Let’s say you’re working from home and finish tomorrow’s presentation. If you’ve set your office printer up to receive Google Cloud Print requests, you can send the final project over Wi-Fi directly to the printer and it will be waiting for you when you get to work. If Grandma’s pleading for more photos of the grandkids, have her set you up as an authorized user on her Google Cloud Printer and send pictures right to her desk. Even if she’s turned her printer off for the night the job will wait in queue until she powers it back on.

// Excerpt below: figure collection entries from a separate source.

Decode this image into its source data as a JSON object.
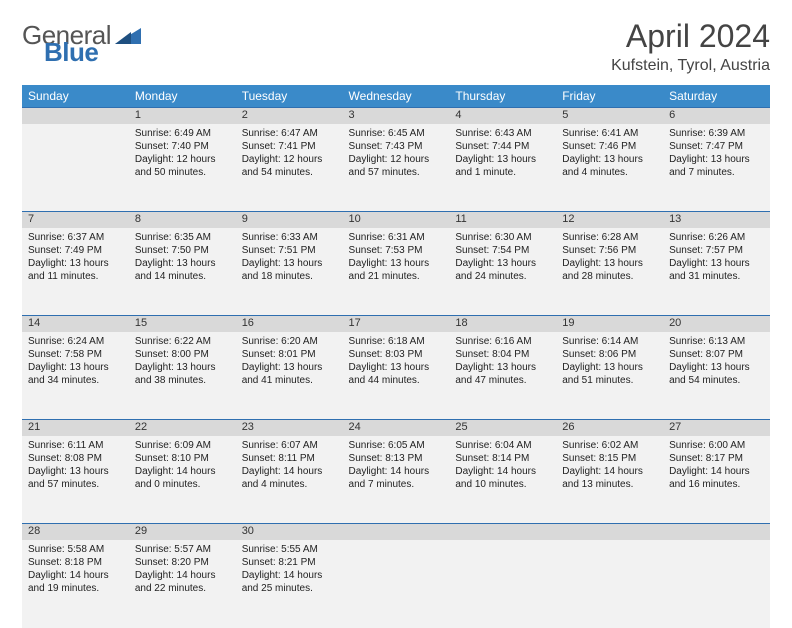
{
  "logo": {
    "text1": "General",
    "text2": "Blue",
    "color1": "#555555",
    "color2": "#2f6fb0"
  },
  "title": "April 2024",
  "subtitle": "Kufstein, Tyrol, Austria",
  "colors": {
    "header_bg": "#3a8ac9",
    "header_text": "#ffffff",
    "daynum_bg": "#d9d9d9",
    "cell_bg": "#f2f2f2",
    "rule": "#2f6fb0",
    "text": "#222222"
  },
  "day_headers": [
    "Sunday",
    "Monday",
    "Tuesday",
    "Wednesday",
    "Thursday",
    "Friday",
    "Saturday"
  ],
  "weeks": [
    {
      "nums": [
        "",
        "1",
        "2",
        "3",
        "4",
        "5",
        "6"
      ],
      "cells": [
        null,
        {
          "sunrise": "6:49 AM",
          "sunset": "7:40 PM",
          "daylight": "12 hours and 50 minutes."
        },
        {
          "sunrise": "6:47 AM",
          "sunset": "7:41 PM",
          "daylight": "12 hours and 54 minutes."
        },
        {
          "sunrise": "6:45 AM",
          "sunset": "7:43 PM",
          "daylight": "12 hours and 57 minutes."
        },
        {
          "sunrise": "6:43 AM",
          "sunset": "7:44 PM",
          "daylight": "13 hours and 1 minute."
        },
        {
          "sunrise": "6:41 AM",
          "sunset": "7:46 PM",
          "daylight": "13 hours and 4 minutes."
        },
        {
          "sunrise": "6:39 AM",
          "sunset": "7:47 PM",
          "daylight": "13 hours and 7 minutes."
        }
      ]
    },
    {
      "nums": [
        "7",
        "8",
        "9",
        "10",
        "11",
        "12",
        "13"
      ],
      "cells": [
        {
          "sunrise": "6:37 AM",
          "sunset": "7:49 PM",
          "daylight": "13 hours and 11 minutes."
        },
        {
          "sunrise": "6:35 AM",
          "sunset": "7:50 PM",
          "daylight": "13 hours and 14 minutes."
        },
        {
          "sunrise": "6:33 AM",
          "sunset": "7:51 PM",
          "daylight": "13 hours and 18 minutes."
        },
        {
          "sunrise": "6:31 AM",
          "sunset": "7:53 PM",
          "daylight": "13 hours and 21 minutes."
        },
        {
          "sunrise": "6:30 AM",
          "sunset": "7:54 PM",
          "daylight": "13 hours and 24 minutes."
        },
        {
          "sunrise": "6:28 AM",
          "sunset": "7:56 PM",
          "daylight": "13 hours and 28 minutes."
        },
        {
          "sunrise": "6:26 AM",
          "sunset": "7:57 PM",
          "daylight": "13 hours and 31 minutes."
        }
      ]
    },
    {
      "nums": [
        "14",
        "15",
        "16",
        "17",
        "18",
        "19",
        "20"
      ],
      "cells": [
        {
          "sunrise": "6:24 AM",
          "sunset": "7:58 PM",
          "daylight": "13 hours and 34 minutes."
        },
        {
          "sunrise": "6:22 AM",
          "sunset": "8:00 PM",
          "daylight": "13 hours and 38 minutes."
        },
        {
          "sunrise": "6:20 AM",
          "sunset": "8:01 PM",
          "daylight": "13 hours and 41 minutes."
        },
        {
          "sunrise": "6:18 AM",
          "sunset": "8:03 PM",
          "daylight": "13 hours and 44 minutes."
        },
        {
          "sunrise": "6:16 AM",
          "sunset": "8:04 PM",
          "daylight": "13 hours and 47 minutes."
        },
        {
          "sunrise": "6:14 AM",
          "sunset": "8:06 PM",
          "daylight": "13 hours and 51 minutes."
        },
        {
          "sunrise": "6:13 AM",
          "sunset": "8:07 PM",
          "daylight": "13 hours and 54 minutes."
        }
      ]
    },
    {
      "nums": [
        "21",
        "22",
        "23",
        "24",
        "25",
        "26",
        "27"
      ],
      "cells": [
        {
          "sunrise": "6:11 AM",
          "sunset": "8:08 PM",
          "daylight": "13 hours and 57 minutes."
        },
        {
          "sunrise": "6:09 AM",
          "sunset": "8:10 PM",
          "daylight": "14 hours and 0 minutes."
        },
        {
          "sunrise": "6:07 AM",
          "sunset": "8:11 PM",
          "daylight": "14 hours and 4 minutes."
        },
        {
          "sunrise": "6:05 AM",
          "sunset": "8:13 PM",
          "daylight": "14 hours and 7 minutes."
        },
        {
          "sunrise": "6:04 AM",
          "sunset": "8:14 PM",
          "daylight": "14 hours and 10 minutes."
        },
        {
          "sunrise": "6:02 AM",
          "sunset": "8:15 PM",
          "daylight": "14 hours and 13 minutes."
        },
        {
          "sunrise": "6:00 AM",
          "sunset": "8:17 PM",
          "daylight": "14 hours and 16 minutes."
        }
      ]
    },
    {
      "nums": [
        "28",
        "29",
        "30",
        "",
        "",
        "",
        ""
      ],
      "cells": [
        {
          "sunrise": "5:58 AM",
          "sunset": "8:18 PM",
          "daylight": "14 hours and 19 minutes."
        },
        {
          "sunrise": "5:57 AM",
          "sunset": "8:20 PM",
          "daylight": "14 hours and 22 minutes."
        },
        {
          "sunrise": "5:55 AM",
          "sunset": "8:21 PM",
          "daylight": "14 hours and 25 minutes."
        },
        null,
        null,
        null,
        null
      ]
    }
  ],
  "labels": {
    "sunrise": "Sunrise:",
    "sunset": "Sunset:",
    "daylight": "Daylight:"
  }
}
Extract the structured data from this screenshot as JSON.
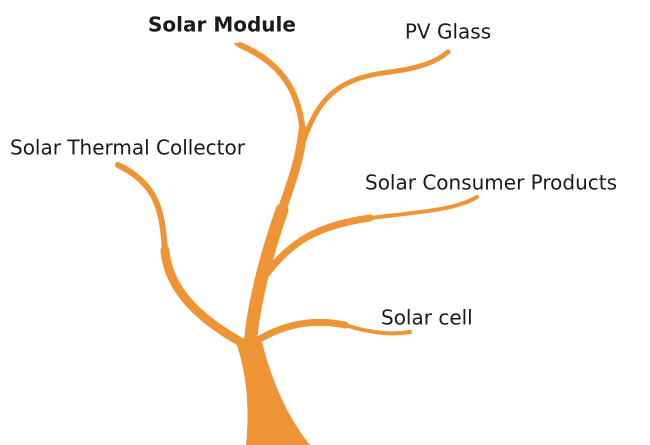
{
  "nodes": [
    {
      "label": "Solar Module"
    },
    {
      "label": "PV Glass"
    },
    {
      "label": "Solar Thermal Collector"
    },
    {
      "label": "Solar Consumer Products"
    },
    {
      "label": "Solar cell"
    }
  ]
}
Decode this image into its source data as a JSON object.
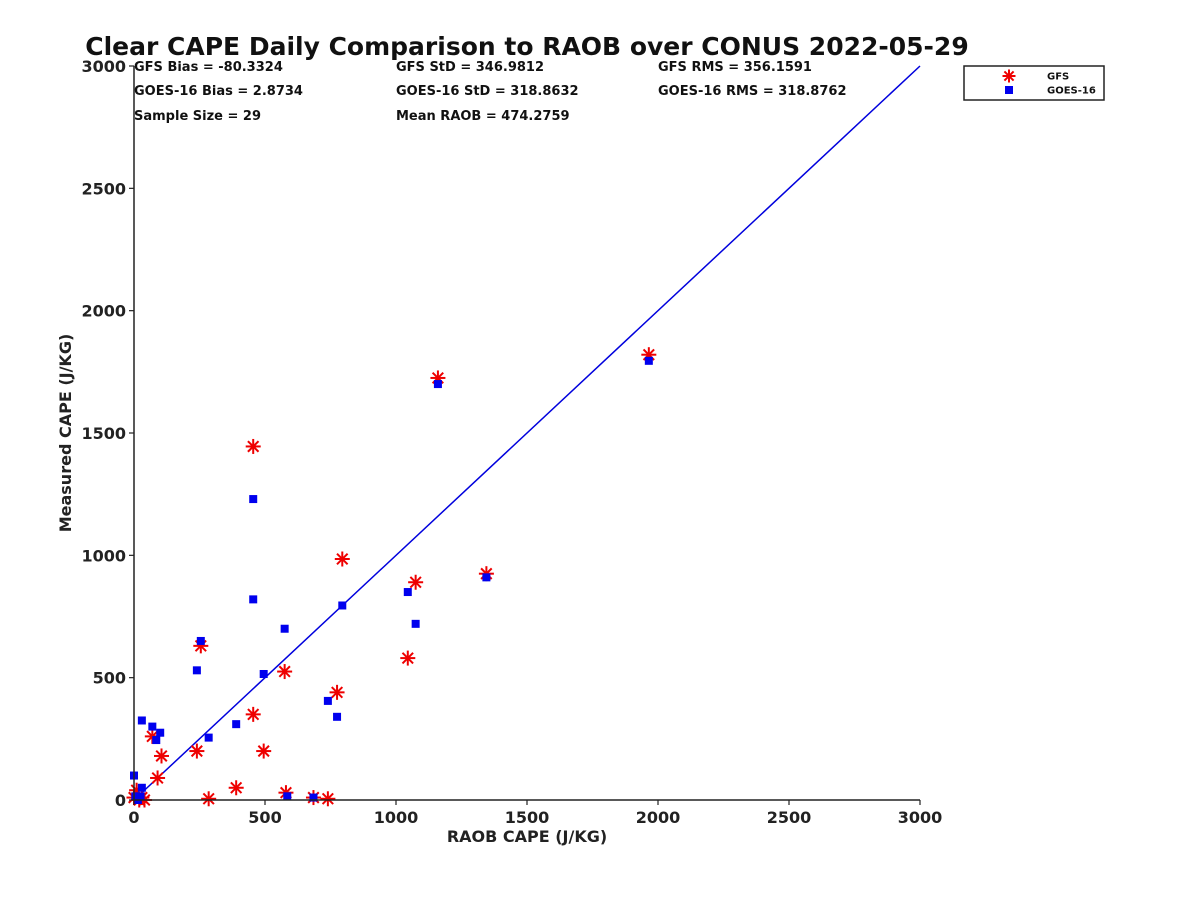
{
  "chart_data": {
    "type": "scatter",
    "title": "Clear CAPE Daily Comparison to RAOB over CONUS 2022-05-29",
    "xlabel": "RAOB CAPE (J/KG)",
    "ylabel": "Measured CAPE (J/KG)",
    "xlim": [
      0,
      3000
    ],
    "ylim": [
      0,
      3000
    ],
    "x_ticks": [
      "0",
      "500",
      "1000",
      "1500",
      "2000",
      "2500",
      "3000"
    ],
    "y_ticks": [
      "0",
      "500",
      "1000",
      "1500",
      "2000",
      "2500",
      "3000"
    ],
    "grid": false,
    "legend_position": "outside top-right",
    "stats": [
      [
        "GFS Bias = -80.3324",
        "GFS StD = 346.9812",
        "GFS RMS = 356.1591"
      ],
      [
        "GOES-16 Bias = 2.8734",
        "GOES-16 StD = 318.8632",
        "GOES-16 RMS = 318.8762"
      ],
      [
        "Sample Size = 29",
        "Mean RAOB = 474.2759",
        ""
      ]
    ],
    "reference_line": {
      "x": [
        0,
        3000
      ],
      "y": [
        0,
        3000
      ],
      "color": "#0000dd"
    },
    "series": [
      {
        "name": "GFS",
        "marker": "asterisk",
        "color": "#ee0000",
        "points": [
          [
            0,
            10
          ],
          [
            10,
            40
          ],
          [
            20,
            0
          ],
          [
            30,
            10
          ],
          [
            40,
            0
          ],
          [
            70,
            260
          ],
          [
            90,
            90
          ],
          [
            105,
            180
          ],
          [
            240,
            200
          ],
          [
            255,
            630
          ],
          [
            285,
            5
          ],
          [
            390,
            50
          ],
          [
            455,
            350
          ],
          [
            455,
            1445
          ],
          [
            495,
            200
          ],
          [
            575,
            525
          ],
          [
            580,
            30
          ],
          [
            685,
            10
          ],
          [
            740,
            5
          ],
          [
            775,
            440
          ],
          [
            795,
            985
          ],
          [
            1045,
            580
          ],
          [
            1075,
            890
          ],
          [
            1160,
            1725
          ],
          [
            1345,
            925
          ],
          [
            1965,
            1820
          ]
        ]
      },
      {
        "name": "GOES-16",
        "marker": "square",
        "color": "#0000ee",
        "points": [
          [
            0,
            100
          ],
          [
            5,
            15
          ],
          [
            15,
            0
          ],
          [
            25,
            15
          ],
          [
            30,
            50
          ],
          [
            30,
            325
          ],
          [
            70,
            300
          ],
          [
            85,
            245
          ],
          [
            100,
            275
          ],
          [
            240,
            530
          ],
          [
            255,
            650
          ],
          [
            285,
            255
          ],
          [
            390,
            310
          ],
          [
            455,
            820
          ],
          [
            455,
            1230
          ],
          [
            495,
            515
          ],
          [
            575,
            700
          ],
          [
            585,
            15
          ],
          [
            685,
            10
          ],
          [
            740,
            405
          ],
          [
            775,
            340
          ],
          [
            795,
            795
          ],
          [
            1045,
            850
          ],
          [
            1075,
            720
          ],
          [
            1160,
            1700
          ],
          [
            1345,
            910
          ],
          [
            1965,
            1795
          ]
        ]
      }
    ]
  }
}
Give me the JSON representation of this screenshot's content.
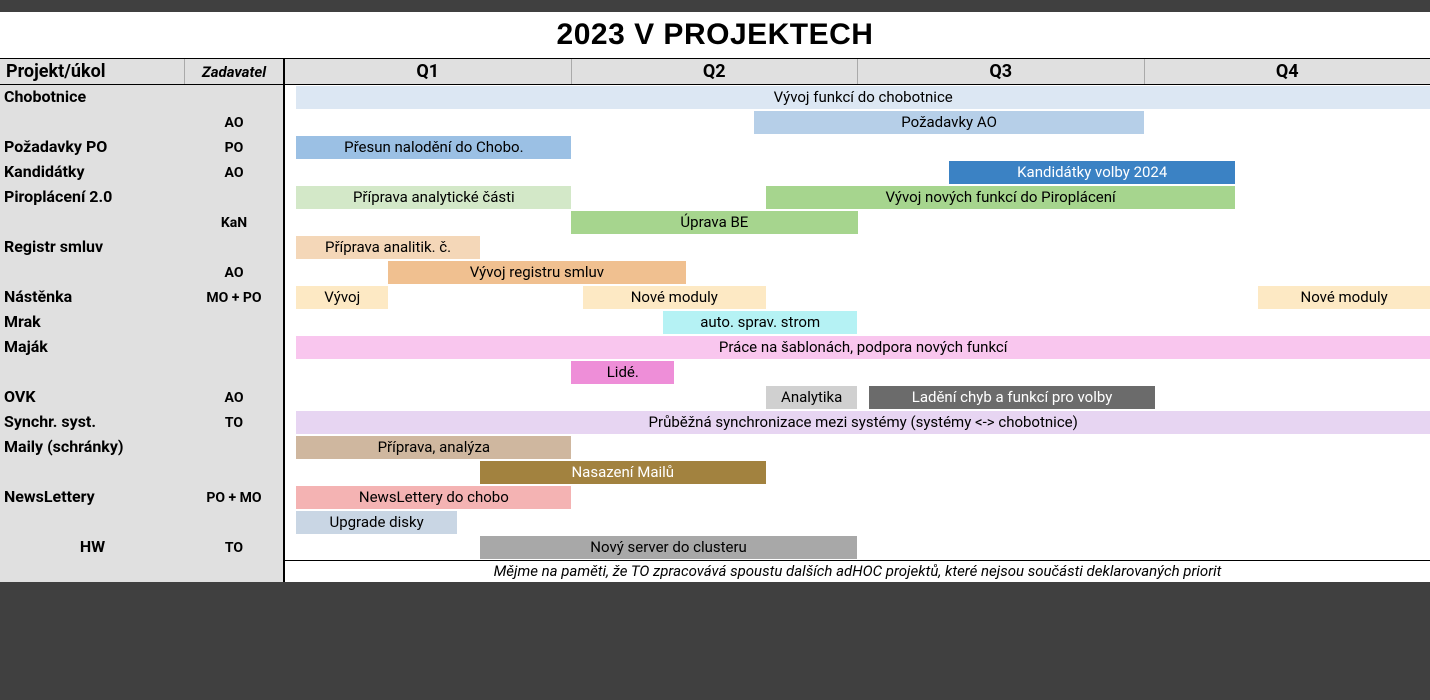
{
  "title": "2023 V PROJEKTECH",
  "headers": {
    "project": "Projekt/úkol",
    "zadavatel": "Zadavatel",
    "q1": "Q1",
    "q2": "Q2",
    "q3": "Q3",
    "q4": "Q4"
  },
  "colors": {
    "page_bg": "#404040",
    "sheet_bg": "#ffffff",
    "header_bg": "#e0e0e0",
    "sidebar_bg": "#e0e0e0",
    "border_dark": "#000000",
    "border_light": "#aaaaaa"
  },
  "gantt_scale": {
    "total_pct": 100
  },
  "rows": [
    {
      "project": "Chobotnice",
      "zadavatel": "",
      "project_align": "left",
      "bars": [
        {
          "label": "Vývoj funkcí do chobotnice",
          "start_pct": 1,
          "width_pct": 99,
          "bg": "#dce7f3",
          "fg": "#000000"
        }
      ]
    },
    {
      "project": "",
      "zadavatel": "AO",
      "bars": [
        {
          "label": "Požadavky AO",
          "start_pct": 41,
          "width_pct": 34,
          "bg": "#b6cfe8",
          "fg": "#000000"
        }
      ]
    },
    {
      "project": "Požadavky PO",
      "zadavatel": "PO",
      "bars": [
        {
          "label": "Přesun nalodění do Chobo.",
          "start_pct": 1,
          "width_pct": 24,
          "bg": "#9bc0e4",
          "fg": "#000000"
        }
      ]
    },
    {
      "project": "Kandidátky",
      "zadavatel": "AO",
      "bars": [
        {
          "label": "Kandidátky volby 2024",
          "start_pct": 58,
          "width_pct": 25,
          "bg": "#3b82c4",
          "fg": "#ffffff"
        }
      ]
    },
    {
      "project": "Piroplácení 2.0",
      "zadavatel": "",
      "bars": [
        {
          "label": "Příprava analytické části",
          "start_pct": 1,
          "width_pct": 24,
          "bg": "#d3e8c8",
          "fg": "#000000"
        },
        {
          "label": "Vývoj nových funkcí do Piroplácení",
          "start_pct": 42,
          "width_pct": 41,
          "bg": "#a6d58e",
          "fg": "#000000"
        }
      ]
    },
    {
      "project": "",
      "zadavatel": "KaN",
      "bars": [
        {
          "label": "Úprava BE",
          "start_pct": 25,
          "width_pct": 25,
          "bg": "#a6d58e",
          "fg": "#000000"
        }
      ]
    },
    {
      "project": "Registr smluv",
      "zadavatel": "",
      "bars": [
        {
          "label": "Příprava analitik. č.",
          "start_pct": 1,
          "width_pct": 16,
          "bg": "#f4d7b8",
          "fg": "#000000"
        }
      ]
    },
    {
      "project": "",
      "zadavatel": "AO",
      "bars": [
        {
          "label": "Vývoj registru smluv",
          "start_pct": 9,
          "width_pct": 26,
          "bg": "#f0c090",
          "fg": "#000000"
        }
      ]
    },
    {
      "project": "Nástěnka",
      "zadavatel": "MO + PO",
      "bars": [
        {
          "label": "Vývoj",
          "start_pct": 1,
          "width_pct": 8,
          "bg": "#fde9c4",
          "fg": "#000000"
        },
        {
          "label": "Nové moduly",
          "start_pct": 26,
          "width_pct": 16,
          "bg": "#fde9c4",
          "fg": "#000000"
        },
        {
          "label": "Nové moduly",
          "start_pct": 85,
          "width_pct": 15,
          "bg": "#fde9c4",
          "fg": "#000000"
        }
      ]
    },
    {
      "project": "Mrak",
      "zadavatel": "",
      "bars": [
        {
          "label": "auto. sprav. strom",
          "start_pct": 33,
          "width_pct": 17,
          "bg": "#b5f2f4",
          "fg": "#000000"
        }
      ]
    },
    {
      "project": "Maják",
      "zadavatel": "",
      "bars": [
        {
          "label": "Práce na šablonách, podpora nových funkcí",
          "start_pct": 1,
          "width_pct": 99,
          "bg": "#f9c6ee",
          "fg": "#000000"
        }
      ]
    },
    {
      "project": "",
      "zadavatel": "",
      "bars": [
        {
          "label": "Lidé.",
          "start_pct": 25,
          "width_pct": 9,
          "bg": "#ee8ed8",
          "fg": "#000000"
        }
      ]
    },
    {
      "project": "OVK",
      "zadavatel": "AO",
      "bars": [
        {
          "label": "Analytika",
          "start_pct": 42,
          "width_pct": 8,
          "bg": "#d0d0d0",
          "fg": "#000000"
        },
        {
          "label": "Ladění chyb a funkcí pro volby",
          "start_pct": 51,
          "width_pct": 25,
          "bg": "#6b6b6b",
          "fg": "#ffffff"
        }
      ]
    },
    {
      "project": "Synchr. syst.",
      "zadavatel": "TO",
      "bars": [
        {
          "label": "Průběžná synchronizace mezi systémy (systémy <-> chobotnice)",
          "start_pct": 1,
          "width_pct": 99,
          "bg": "#e7d5f2",
          "fg": "#000000"
        }
      ]
    },
    {
      "project": "Maily (schránky)",
      "zadavatel": "",
      "bars": [
        {
          "label": "Příprava, analýza",
          "start_pct": 1,
          "width_pct": 24,
          "bg": "#cfb79f",
          "fg": "#000000"
        }
      ]
    },
    {
      "project": "",
      "zadavatel": "",
      "bars": [
        {
          "label": "Nasazení Mailů",
          "start_pct": 17,
          "width_pct": 25,
          "bg": "#a2823f",
          "fg": "#ffffff"
        }
      ]
    },
    {
      "project": "NewsLettery",
      "zadavatel": "PO + MO",
      "bars": [
        {
          "label": "NewsLettery do chobo",
          "start_pct": 1,
          "width_pct": 24,
          "bg": "#f4b3b3",
          "fg": "#000000"
        }
      ]
    },
    {
      "project": "",
      "zadavatel": "",
      "bars": [
        {
          "label": "Upgrade disky",
          "start_pct": 1,
          "width_pct": 14,
          "bg": "#c9d6e4",
          "fg": "#000000"
        }
      ]
    },
    {
      "project": "HW",
      "zadavatel": "TO",
      "project_align": "center",
      "bars": [
        {
          "label": "Nový server do clusteru",
          "start_pct": 17,
          "width_pct": 33,
          "bg": "#a8a8a8",
          "fg": "#000000"
        }
      ]
    }
  ],
  "footer": "Mějme na paměti, že TO zpracovává spoustu dalších adHOC projektů, které nejsou součásti deklarovaných priorit"
}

You can use Google Cloud Print on any printer that connects to the Web (it supports both Windows and Mac), even those that have to be connected to a computer to do so, but if you plan on using the application regularly, consider a Google Cloud Print Ready printer (http://www.google.com/cloudprint/learn/printers.html). They connect to the Internet right out of the box over your home or office Wi-Fi network without needing to run through a host computer and register themselves directly with the Google Cloud Print service, so they’re always available. You’ll get the same PC-free functionality from any Wi-Fi capable printer, but it may require additional drivers.
To enable Google Cloud Print on an existing printer, download Google Chrome (www.google.com/chrome) onto the computer to which it’s connected. After Chrome is installed, click on the wrench icon on the browser toolbar and drill down through the settings tab to Advanced Settings to the Google Cloud Print section. Sign in using your Google Account. Then, click “finish printer registration” and Google Cloud Print is enabled.
Once the printer is registered with Google Cloud Print, enable sharing with the parties you want to allow to print. Log into your Google account and navigate to the Google Cloud Print management page. Click on “Printers” and select the printer you’d like to share. The person you share with will receive an email to confirm their registration.
Simply install an app onto your Wi-Fi enabled smartphone or tablet and Google Cloud Print to gain the wireless printing capability most mobile devices lack. Users of iOS devices should look for the PrintCentral Pro App ($5.99 for iPhone and iPod Touch, $9.99 for iPad, iTunes Store). Gmail for Mobile allows you to create and print emails from any mobile device. Visit m.google.com/mail from your phone or download the application from Google Play or iTunes. Google Docs for Mobile lets you create, share and print Google Docs from your Android or iOS device.
A note about iPhone 5: You’ve likely been inundated with buzz about the newest generation of iPhone, available in stores on September 21st. It sports a larger, 4” screen (up from 3.5”) that enables watching widescreen media without the black bars on the top and bottom while still managing to be thinner and lighter. A faster processor, improved display and support for 4G LTE network connectivity round out improvements. Drawbacks are a new docking connector, so existing charging cables won’t work (argh!) and, of course, having to shell out $199 or more for a new phone.